Ayrton Senna (21 marzo 1960 - 1 maggio 1994)

Ayrton Senna (21 marzo 1960 – 1 maggio 1994)

«La vita è troppo breve per avere dei nemici»

(Ayrton Senna)

Per tre volte è stato il più bravo di tutti ma poi un incidente mortale gli ha impedito di continuare a sfrecciare per i circuiti di Formula Uno. Ricorderò sempre quella domenica del 1 maggio 1994: alle 14.17 stavo guardando in televisione insieme a mia madre il Gran Premio di San Marino di Formula 1, terza gara del Mondiale di quella stagione da poco cominciata, che si correva sulla pista di Imola.

Purtroppo mi ero da poco sottoposta ad un intervento chirurgico e me ne stavo costretta in un letto di ospedale , anche piuttosto abbacchiata …. altrimenti sarei stata lì, ad Imola a presenziare! Sono sempre stata appassionata di automobilismo, una passione che mi ha trasmesso fin da quando ero piccola un caro amico del mio nonno che io chiamavo (e ancora chiamo) con familiarità, zio.

Lo zio Franco, da sempre ferrarista, mi aveva convinta a tifare per la medesima scuderia …. ma anche per quell’ anno sembrava già evidente che la squadra di Maranello fosse tagliata fuori dai giochi , ed io avevo puntato gli occhi su quel giovane , imprevedibile e avventato pilota di cui tutti parlavano … il giovane Ayrton Senna.

Ma torniamo a noi, alle 14.00 le telecamere iniziano a trasmettere la diretta con l’avvio della corsa: il gruppo di piloti scatta al via … il solito rumore assordante dei motori tirati al massimo, il fumo dei tubi di scappamento, i freni che inchiodano le auto all’ asfalto alla prima curva dopo il rettilineo…. si inizia a girare … tutto come al solito, , anche se in questo Gran Premio niente sarà come al solito … la safety car che interviene, si riparte … poi improvvisamente arriva lo schianto… e una giovane vita viene stroncata in un solo istante!

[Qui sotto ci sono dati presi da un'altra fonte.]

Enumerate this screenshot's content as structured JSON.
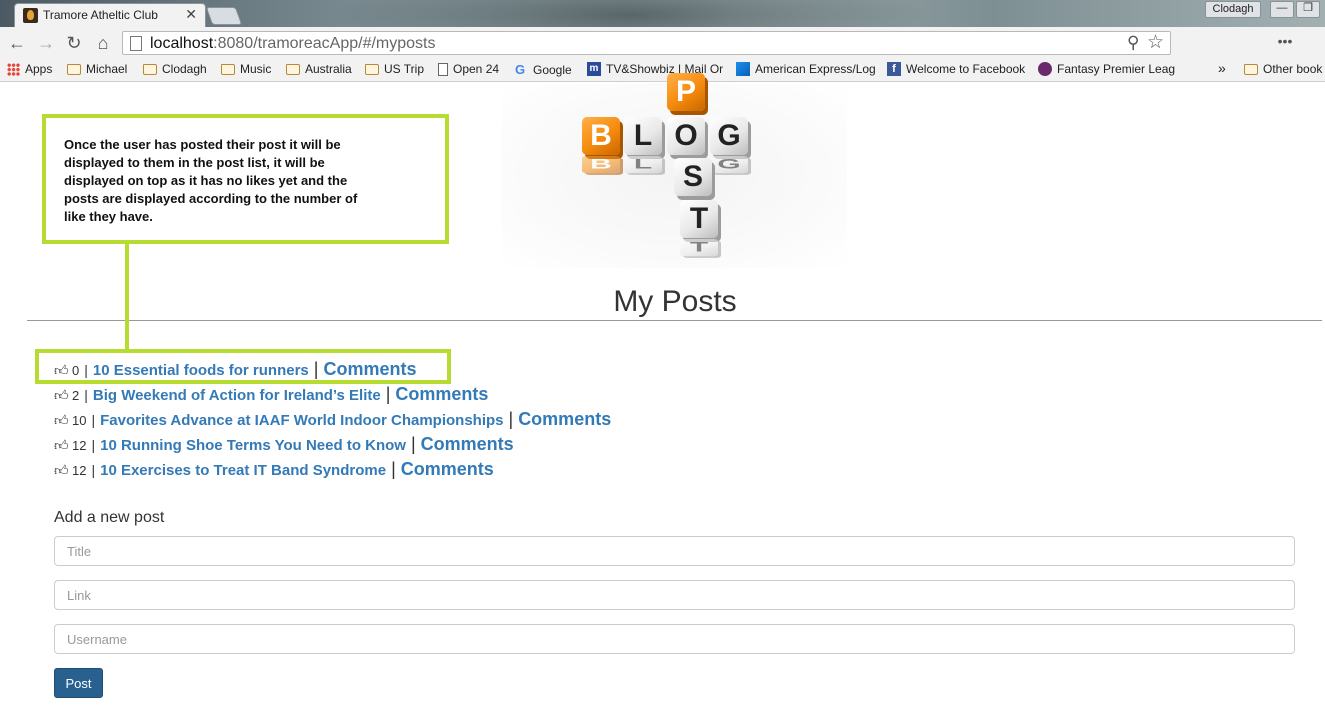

Un comunicato medico in tarda serata informa il pubblico che alle 18:40 di quel maledetto giorno, il cuore di Ayrton aveva cessato di battere. Da allora, per gli appassionati di motori e di Formula 1 – e non solo – il weekend del 1 maggio 1994 viene ricordato come il più tragico weekend sportivo di sempre.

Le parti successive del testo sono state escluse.